Punjab Police claimed to have busted an interstate network of illegal opioid manufacturing and supply units allegedly running out of pharma factories based in Uttar Pradesh and Gujarat.
A team from Punjab Police raided a pharmaceutical plant in Ahmedabad’s Changoda area in coordination with Gujarat Police’s Anti-Terrorist Squad (ATS) and recovered 14.72 lakh Tramadol tablets. Both the manufacturers have been arrested.
A Gujarat ATS officer said Punjab Police had approached them about “intoxicating” tablets being manufactured at a factory in Changodar.
“Though the owner had a licence to manufacture drugs, he had begun manufacturing Tramadol tablets, which he supplied to a man in Uttar Pradesh who ultimately sent them to Punjab.”
A senior official from the Gujarat Food and Drugs Control Authority (FDCA) said, “Tramadol, a painkiller, was notified by GOI two years back as its abuse was increasing in northern states, including Punjab. So, any production, transit of raw material and even the tablets should have been notified to the Narcotics Control Bureau (NCB). FDCA Gujarat shares its data on Tamadol production with NCB frequently.”
Amritsar Police Commissioner Gurpreet Singh Bhullar said the development follows month-long investigations of backward and forward linkages into the arrest of a local drug peddler identified as Prince Kumar of Amritsar. He was arrested after recovery of 14,500 intoxicant tablets. During questioning by Punjab police, one of the accused in Punjab had revealed that he was supplying the tablets on the directions of one Major Singh, who contacted him from Goindwal Sahib jail in Punjab, an official statement quoted Bhullar as saying.
Police have recovered a mobile phone from the possession of Major Singh who is in jail. Based on the disclosures, Baljinder Singh, Akash Singh, Surjit Singh, Gurpreet Singh, all residents of Patti in Tarn Taran, and Mohar Singh of Harike were arrested.
Gurpreet Singh and Major Singh disclosed that they got pharma drug supplies from Sachin Kumar of Kosi Kalan in Mathura.
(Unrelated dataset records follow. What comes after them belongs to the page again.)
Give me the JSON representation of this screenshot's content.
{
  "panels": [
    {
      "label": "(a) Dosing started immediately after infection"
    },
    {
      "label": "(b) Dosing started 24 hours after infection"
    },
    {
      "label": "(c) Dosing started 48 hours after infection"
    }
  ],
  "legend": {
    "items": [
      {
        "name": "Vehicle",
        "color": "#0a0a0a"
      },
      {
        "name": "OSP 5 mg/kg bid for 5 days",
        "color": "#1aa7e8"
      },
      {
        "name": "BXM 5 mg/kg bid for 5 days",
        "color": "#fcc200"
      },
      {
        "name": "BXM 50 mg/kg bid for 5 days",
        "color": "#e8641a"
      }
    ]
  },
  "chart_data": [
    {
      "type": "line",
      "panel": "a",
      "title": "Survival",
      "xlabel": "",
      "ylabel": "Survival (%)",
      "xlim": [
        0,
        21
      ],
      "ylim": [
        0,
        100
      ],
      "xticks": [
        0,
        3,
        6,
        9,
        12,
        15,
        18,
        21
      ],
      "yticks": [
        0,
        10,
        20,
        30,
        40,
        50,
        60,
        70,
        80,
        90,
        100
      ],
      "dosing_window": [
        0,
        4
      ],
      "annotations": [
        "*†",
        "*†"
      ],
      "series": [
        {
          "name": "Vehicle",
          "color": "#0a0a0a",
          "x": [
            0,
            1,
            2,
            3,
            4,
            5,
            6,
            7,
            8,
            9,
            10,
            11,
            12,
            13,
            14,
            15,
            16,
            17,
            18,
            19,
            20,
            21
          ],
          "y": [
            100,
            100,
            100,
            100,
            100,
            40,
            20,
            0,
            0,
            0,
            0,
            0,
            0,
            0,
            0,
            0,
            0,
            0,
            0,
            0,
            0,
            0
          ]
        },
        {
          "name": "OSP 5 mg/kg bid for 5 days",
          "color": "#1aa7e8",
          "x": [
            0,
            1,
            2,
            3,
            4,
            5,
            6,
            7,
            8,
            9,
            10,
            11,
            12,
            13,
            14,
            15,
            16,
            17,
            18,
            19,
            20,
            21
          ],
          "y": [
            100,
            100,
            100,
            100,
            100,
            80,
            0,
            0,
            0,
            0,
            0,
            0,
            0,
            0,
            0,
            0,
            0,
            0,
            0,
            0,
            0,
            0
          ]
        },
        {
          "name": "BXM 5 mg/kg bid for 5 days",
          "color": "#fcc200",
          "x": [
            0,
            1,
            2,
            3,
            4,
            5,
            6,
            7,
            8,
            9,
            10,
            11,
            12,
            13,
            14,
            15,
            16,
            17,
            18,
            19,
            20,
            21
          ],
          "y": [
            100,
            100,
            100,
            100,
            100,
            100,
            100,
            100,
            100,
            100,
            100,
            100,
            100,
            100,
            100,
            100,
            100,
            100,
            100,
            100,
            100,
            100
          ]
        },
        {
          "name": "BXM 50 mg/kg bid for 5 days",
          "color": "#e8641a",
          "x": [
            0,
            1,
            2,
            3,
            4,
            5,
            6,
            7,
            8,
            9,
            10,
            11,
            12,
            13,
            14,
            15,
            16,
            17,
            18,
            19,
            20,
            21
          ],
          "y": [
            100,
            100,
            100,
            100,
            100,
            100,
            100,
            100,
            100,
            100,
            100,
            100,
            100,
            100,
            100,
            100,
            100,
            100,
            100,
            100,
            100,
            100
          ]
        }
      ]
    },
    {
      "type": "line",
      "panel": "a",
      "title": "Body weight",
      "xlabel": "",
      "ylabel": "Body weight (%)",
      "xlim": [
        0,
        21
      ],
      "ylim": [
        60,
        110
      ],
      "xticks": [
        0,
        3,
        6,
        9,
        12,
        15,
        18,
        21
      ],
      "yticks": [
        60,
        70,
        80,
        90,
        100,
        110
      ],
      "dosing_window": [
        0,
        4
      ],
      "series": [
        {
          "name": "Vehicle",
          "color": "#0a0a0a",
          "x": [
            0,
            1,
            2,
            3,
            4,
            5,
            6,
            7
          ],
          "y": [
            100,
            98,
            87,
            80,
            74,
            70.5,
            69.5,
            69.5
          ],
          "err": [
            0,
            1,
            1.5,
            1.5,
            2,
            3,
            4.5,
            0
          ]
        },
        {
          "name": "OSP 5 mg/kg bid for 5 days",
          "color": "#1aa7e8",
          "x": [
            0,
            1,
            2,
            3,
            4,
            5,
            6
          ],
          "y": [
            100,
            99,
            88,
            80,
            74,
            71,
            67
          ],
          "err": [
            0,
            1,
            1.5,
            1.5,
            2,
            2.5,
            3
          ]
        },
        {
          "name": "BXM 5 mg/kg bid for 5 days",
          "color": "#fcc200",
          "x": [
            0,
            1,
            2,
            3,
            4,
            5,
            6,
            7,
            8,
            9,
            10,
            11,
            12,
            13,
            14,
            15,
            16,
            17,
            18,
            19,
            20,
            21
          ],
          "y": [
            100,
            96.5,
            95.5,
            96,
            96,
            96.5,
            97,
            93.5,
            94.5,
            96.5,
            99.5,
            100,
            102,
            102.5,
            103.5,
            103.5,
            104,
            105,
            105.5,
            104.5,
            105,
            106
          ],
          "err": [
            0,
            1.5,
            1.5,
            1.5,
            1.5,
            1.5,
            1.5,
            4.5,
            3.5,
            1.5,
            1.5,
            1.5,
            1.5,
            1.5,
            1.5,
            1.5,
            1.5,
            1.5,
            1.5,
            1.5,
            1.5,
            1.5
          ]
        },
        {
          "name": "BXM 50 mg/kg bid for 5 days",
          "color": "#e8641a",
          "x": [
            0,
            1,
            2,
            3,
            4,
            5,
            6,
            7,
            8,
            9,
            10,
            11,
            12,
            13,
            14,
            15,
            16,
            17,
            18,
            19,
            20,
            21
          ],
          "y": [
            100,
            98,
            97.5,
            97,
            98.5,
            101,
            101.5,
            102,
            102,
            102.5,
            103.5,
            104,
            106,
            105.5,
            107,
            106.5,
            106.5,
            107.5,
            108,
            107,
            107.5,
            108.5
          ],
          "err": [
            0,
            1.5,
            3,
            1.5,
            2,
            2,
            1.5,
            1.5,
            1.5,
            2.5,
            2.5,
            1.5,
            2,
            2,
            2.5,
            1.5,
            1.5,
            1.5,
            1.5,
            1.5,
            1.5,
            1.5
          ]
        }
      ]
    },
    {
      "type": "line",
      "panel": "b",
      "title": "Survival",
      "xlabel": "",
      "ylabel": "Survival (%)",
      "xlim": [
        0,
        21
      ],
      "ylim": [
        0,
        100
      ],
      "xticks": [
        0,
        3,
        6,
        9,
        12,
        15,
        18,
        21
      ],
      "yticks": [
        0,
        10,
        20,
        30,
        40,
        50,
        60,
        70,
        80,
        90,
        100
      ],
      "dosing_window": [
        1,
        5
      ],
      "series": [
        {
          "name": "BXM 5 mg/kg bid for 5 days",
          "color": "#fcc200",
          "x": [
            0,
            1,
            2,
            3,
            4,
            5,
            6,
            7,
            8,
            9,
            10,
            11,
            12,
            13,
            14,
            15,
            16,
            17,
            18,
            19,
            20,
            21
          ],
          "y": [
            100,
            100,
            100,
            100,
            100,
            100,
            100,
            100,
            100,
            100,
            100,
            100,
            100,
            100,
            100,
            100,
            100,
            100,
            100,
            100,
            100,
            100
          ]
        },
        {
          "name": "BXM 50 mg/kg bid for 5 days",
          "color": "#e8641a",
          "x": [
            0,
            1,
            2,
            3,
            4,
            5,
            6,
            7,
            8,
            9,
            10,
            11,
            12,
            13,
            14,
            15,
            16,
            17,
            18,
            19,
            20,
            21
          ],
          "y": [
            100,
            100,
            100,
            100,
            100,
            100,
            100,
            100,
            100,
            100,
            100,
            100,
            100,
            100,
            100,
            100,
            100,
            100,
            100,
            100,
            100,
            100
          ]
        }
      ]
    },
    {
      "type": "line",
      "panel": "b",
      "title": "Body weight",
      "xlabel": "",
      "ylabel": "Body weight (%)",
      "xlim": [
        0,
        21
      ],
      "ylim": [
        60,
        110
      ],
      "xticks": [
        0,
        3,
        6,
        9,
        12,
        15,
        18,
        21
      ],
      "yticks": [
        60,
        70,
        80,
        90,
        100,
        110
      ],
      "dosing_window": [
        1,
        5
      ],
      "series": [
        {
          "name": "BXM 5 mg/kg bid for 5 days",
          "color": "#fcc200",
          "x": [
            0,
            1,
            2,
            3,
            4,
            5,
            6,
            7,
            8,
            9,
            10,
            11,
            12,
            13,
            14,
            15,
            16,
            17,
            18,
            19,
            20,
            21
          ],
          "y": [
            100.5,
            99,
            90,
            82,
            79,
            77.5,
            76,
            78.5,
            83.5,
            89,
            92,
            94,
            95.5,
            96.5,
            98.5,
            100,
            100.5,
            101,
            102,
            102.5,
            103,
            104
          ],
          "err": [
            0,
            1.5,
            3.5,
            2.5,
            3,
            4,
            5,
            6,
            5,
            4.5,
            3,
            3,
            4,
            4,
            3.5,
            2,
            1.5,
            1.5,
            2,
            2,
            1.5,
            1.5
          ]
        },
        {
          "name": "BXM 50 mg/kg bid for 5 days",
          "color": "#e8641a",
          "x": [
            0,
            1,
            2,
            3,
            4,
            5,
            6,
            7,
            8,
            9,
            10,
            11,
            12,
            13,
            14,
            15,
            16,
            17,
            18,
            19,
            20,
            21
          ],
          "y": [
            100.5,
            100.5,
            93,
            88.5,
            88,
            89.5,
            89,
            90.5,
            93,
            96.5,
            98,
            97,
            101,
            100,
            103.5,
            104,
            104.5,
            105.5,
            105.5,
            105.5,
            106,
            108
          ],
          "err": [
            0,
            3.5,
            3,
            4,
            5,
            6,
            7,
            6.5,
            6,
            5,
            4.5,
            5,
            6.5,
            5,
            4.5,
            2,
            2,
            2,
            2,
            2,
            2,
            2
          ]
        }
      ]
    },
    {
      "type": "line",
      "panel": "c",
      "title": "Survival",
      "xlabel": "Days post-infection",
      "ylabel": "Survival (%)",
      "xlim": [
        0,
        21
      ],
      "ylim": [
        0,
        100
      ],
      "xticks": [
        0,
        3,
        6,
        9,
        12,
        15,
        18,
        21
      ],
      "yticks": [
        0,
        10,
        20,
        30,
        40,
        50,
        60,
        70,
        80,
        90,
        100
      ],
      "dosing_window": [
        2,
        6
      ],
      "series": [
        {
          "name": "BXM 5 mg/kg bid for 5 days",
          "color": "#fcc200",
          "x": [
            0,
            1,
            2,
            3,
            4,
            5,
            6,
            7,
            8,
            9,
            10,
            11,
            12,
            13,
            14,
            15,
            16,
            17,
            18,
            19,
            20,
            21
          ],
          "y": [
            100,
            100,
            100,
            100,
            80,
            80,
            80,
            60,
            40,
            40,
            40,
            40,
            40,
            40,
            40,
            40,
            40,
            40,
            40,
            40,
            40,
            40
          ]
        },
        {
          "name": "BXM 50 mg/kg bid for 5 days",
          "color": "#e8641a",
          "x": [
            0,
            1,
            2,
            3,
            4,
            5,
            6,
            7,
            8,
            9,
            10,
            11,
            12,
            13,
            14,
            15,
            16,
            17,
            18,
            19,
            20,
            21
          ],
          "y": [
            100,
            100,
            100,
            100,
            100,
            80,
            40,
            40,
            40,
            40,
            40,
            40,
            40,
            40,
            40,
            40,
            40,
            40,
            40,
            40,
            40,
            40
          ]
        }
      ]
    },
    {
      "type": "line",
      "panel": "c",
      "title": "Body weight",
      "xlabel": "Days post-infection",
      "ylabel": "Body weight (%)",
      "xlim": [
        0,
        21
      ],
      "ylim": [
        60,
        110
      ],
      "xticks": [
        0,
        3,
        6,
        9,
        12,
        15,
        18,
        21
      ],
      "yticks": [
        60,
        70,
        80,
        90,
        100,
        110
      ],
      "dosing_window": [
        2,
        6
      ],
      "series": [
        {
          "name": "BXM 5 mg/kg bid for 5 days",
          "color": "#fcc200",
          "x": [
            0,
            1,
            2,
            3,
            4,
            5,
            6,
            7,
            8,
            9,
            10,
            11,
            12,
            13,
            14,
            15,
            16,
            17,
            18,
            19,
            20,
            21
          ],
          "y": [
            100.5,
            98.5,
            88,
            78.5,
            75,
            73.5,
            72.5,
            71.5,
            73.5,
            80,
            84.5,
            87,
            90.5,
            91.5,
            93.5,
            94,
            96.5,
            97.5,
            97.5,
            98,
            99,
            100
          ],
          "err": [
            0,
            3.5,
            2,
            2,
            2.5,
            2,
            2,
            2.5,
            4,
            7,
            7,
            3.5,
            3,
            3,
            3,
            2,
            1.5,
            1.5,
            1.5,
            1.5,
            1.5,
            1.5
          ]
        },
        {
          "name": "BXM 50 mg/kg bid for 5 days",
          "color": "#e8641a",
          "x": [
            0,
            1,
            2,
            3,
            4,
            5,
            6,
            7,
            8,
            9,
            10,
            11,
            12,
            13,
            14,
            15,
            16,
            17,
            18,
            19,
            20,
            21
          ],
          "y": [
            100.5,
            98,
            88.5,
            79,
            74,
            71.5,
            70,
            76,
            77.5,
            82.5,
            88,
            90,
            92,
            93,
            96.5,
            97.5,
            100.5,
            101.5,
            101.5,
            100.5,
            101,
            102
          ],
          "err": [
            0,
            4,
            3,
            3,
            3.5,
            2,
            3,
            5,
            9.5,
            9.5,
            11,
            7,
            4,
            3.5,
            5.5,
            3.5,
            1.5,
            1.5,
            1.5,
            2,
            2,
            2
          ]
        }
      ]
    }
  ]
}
Sachin Kumar owned a pharma unit in Uttar Pradesh’s Hapur, Bhullar said.
A Punjab Police team was sent to Uttar Pradesh to arrest Sachin Kumar. After he was arrested, it came to light that he, in connivance with Yogesh Kumar Rinku lodged in Mansa jail in Bathinda, prepared fake documents of a pharma unit and they were supplying intoxicant tablets in Punjab, the commissioner said.
Police also recovered a mobile phone from Yogesh Kumar, he said, adding that 12 people, including two inmates, have been arrested so far. Yogesh Kumar and Sachin Kumar revealed that they were getting supply of pharma opioids from a pharma unit based in Ahmedabad, Gujarat, he said. Sachin Kumar met manufacturers Manish and Rekha in Delhi. They allegedly hatched a plan to illegally send the pharma opioids to Punjab via Hapur. They forged fake documents of the wholesale unit in the name of a pharma firm.
The manufacturers, in connivance with Yogesh Kumar and Sachin Kumar, sent pharma opioids to Hapur. From Hapur, consignments were then sent to Akash in Agra and he further shipped them to Amritsar, Bhullar said.
Police also arrested Akash from Agra and recovered 18,000 intoxicant tablets from his possession. So far, police teams have arrested 12 people in this case.
A case was registered under the provisions of the Narcotic Drugs and Psychotropic Substances (NDPS) Act at Amritsar City police station, the commissioner said.